This wholesome dish is a perfect accompaniment with any other dishes and especially great with simple boiled rice, Roti, Pharata, Pitta, Naan or even fresh or toasted bread.”
Ingredients Serves 4-6
150gms yellow spilt dhal or Mung lentils
200gms baby spinach leaves – (you can use frozen spinach leaves they turn out as good)
900 mls water
2 Tbs vegetable oil or ghee to cook – (extra ghee to drizzle on top)
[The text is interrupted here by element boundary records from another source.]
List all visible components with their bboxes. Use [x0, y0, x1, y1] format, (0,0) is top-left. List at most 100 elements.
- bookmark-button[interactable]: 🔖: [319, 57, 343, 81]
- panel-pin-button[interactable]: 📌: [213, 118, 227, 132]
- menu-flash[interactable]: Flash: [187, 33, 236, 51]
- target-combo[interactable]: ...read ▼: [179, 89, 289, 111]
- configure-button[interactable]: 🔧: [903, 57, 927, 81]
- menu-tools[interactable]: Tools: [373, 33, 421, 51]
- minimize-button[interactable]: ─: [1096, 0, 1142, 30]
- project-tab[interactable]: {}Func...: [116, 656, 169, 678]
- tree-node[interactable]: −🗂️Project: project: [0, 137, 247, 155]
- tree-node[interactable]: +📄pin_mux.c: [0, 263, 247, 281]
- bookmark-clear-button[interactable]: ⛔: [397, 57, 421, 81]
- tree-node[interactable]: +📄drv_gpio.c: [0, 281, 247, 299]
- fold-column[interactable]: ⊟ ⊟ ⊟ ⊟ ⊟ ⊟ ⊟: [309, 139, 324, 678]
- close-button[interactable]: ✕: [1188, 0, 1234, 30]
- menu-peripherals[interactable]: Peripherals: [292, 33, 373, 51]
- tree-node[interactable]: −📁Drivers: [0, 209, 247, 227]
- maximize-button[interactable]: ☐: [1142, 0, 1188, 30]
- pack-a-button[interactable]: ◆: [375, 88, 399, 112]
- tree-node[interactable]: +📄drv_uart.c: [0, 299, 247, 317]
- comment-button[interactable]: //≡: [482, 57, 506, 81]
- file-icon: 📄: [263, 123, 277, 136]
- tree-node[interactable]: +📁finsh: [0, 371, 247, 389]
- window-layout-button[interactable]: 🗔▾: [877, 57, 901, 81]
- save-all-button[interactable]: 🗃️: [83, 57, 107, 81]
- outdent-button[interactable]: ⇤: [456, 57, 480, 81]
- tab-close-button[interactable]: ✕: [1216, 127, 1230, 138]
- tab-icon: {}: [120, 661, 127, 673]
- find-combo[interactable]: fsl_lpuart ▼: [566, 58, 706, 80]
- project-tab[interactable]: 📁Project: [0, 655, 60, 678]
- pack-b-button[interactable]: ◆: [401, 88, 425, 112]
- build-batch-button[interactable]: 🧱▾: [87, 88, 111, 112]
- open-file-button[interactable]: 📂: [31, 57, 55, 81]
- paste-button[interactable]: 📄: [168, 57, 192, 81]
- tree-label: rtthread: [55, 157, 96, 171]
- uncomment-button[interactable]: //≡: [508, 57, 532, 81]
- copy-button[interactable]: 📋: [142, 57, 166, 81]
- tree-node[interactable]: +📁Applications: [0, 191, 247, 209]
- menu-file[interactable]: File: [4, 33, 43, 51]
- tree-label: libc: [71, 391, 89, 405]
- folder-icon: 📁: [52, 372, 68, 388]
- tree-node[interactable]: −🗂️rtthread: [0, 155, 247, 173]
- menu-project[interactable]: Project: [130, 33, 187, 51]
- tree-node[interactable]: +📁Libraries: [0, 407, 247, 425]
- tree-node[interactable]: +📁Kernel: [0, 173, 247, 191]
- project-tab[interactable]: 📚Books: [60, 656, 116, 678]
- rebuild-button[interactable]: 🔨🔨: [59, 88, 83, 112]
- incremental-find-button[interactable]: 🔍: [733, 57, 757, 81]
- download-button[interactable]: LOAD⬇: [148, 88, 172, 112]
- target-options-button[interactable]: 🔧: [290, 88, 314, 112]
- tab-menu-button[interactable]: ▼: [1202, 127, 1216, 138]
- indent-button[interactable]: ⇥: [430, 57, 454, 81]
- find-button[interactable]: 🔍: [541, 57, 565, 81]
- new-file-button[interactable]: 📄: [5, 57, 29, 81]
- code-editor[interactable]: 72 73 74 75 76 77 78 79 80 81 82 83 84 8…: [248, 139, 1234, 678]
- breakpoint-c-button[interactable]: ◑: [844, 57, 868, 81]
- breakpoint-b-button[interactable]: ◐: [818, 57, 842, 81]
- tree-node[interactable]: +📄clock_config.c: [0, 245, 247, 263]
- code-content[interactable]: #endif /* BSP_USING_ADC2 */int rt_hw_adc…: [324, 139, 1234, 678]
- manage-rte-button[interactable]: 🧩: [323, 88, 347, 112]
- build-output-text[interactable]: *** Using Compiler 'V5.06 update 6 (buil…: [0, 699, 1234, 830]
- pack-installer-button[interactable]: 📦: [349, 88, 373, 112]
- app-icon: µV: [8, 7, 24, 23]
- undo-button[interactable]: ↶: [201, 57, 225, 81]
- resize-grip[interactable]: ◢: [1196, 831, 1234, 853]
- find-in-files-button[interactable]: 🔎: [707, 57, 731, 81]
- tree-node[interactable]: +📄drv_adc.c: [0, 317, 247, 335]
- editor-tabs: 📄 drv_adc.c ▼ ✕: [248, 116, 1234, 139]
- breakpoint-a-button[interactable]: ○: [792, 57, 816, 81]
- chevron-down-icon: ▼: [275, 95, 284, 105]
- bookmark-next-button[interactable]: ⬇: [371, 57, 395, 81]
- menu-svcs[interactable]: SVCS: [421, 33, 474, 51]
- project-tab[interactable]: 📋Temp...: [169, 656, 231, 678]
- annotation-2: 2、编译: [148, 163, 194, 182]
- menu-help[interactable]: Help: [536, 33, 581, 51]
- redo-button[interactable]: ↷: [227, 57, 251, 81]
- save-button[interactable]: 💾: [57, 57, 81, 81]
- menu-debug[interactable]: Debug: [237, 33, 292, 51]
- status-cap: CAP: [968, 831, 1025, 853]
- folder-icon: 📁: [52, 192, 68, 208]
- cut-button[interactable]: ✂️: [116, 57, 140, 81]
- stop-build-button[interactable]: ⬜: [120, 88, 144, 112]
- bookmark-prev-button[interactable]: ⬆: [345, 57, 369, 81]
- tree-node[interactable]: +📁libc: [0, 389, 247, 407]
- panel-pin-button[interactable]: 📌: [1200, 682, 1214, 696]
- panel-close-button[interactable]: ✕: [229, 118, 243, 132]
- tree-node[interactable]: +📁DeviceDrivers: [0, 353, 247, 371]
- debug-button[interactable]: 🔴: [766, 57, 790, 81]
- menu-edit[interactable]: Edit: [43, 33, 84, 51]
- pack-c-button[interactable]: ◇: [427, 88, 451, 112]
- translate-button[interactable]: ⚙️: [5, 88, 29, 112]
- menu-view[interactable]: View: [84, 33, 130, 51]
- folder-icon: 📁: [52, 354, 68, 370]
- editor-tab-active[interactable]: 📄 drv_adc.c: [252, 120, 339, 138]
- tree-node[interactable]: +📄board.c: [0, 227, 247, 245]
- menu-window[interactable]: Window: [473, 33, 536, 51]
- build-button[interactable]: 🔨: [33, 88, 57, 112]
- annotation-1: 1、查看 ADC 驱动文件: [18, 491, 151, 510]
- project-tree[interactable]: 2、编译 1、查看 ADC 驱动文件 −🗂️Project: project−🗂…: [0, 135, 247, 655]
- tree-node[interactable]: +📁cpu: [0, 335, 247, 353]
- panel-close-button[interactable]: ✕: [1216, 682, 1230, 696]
1 medium size onion, finely chopped
1 tsp cumin seeds
2 cloves of garlic (paste)
1 tsp ginger paste
¾ tsp turmeric powder
2 medium size tomatoes – chopped
Few curry leaves
½ tsp garam masala
2-3 whole cloves
2 whole green chillies (optional)
Chopped fresh coriander leaves
Salt to taste
Wash the dhal in cold water. Place the washed dhal/lentils in a deep saucepan. Add the water, cloves, Bay leaves, salt and bring to the boil, then simmer for around 15-20 minutes, until the dhal/lentils start to break down and become soft. (You will need to keep an eye when boiling dhal stirring occasionally and removing the white foam like scum that comes up as the dhal comes to a boil).
Meanwhile, heat the vegetable oil or ghee in a saucepan start to prepare the spice mixture (tarka). Add the sliced onions, cumin seeds, curry leaves, turmeric, ginger and garlic.
Stir all together until golden in colour, add the garam masala, chopped tomatoes, spinach leaves and cook on a gentle heat until the spinach have wilted not but not mushy.
Now add the cooked dhal/lentils to the saucepan and leave to simmer for another 5-10 minutes until all the spices have incorporated into the dhal. Taste for seasoning and add as necessary. Add a handful of the chopped coriander into the mixture. If you are adding chilies, leave them whole and add at the end as a garnish.
Before serving add the rest of the chopped coriander leaves as a garnish. Serve with your desired accompaniment.
Brinda’s Note: You can always add some tempering spices and fried onion on the top to serve.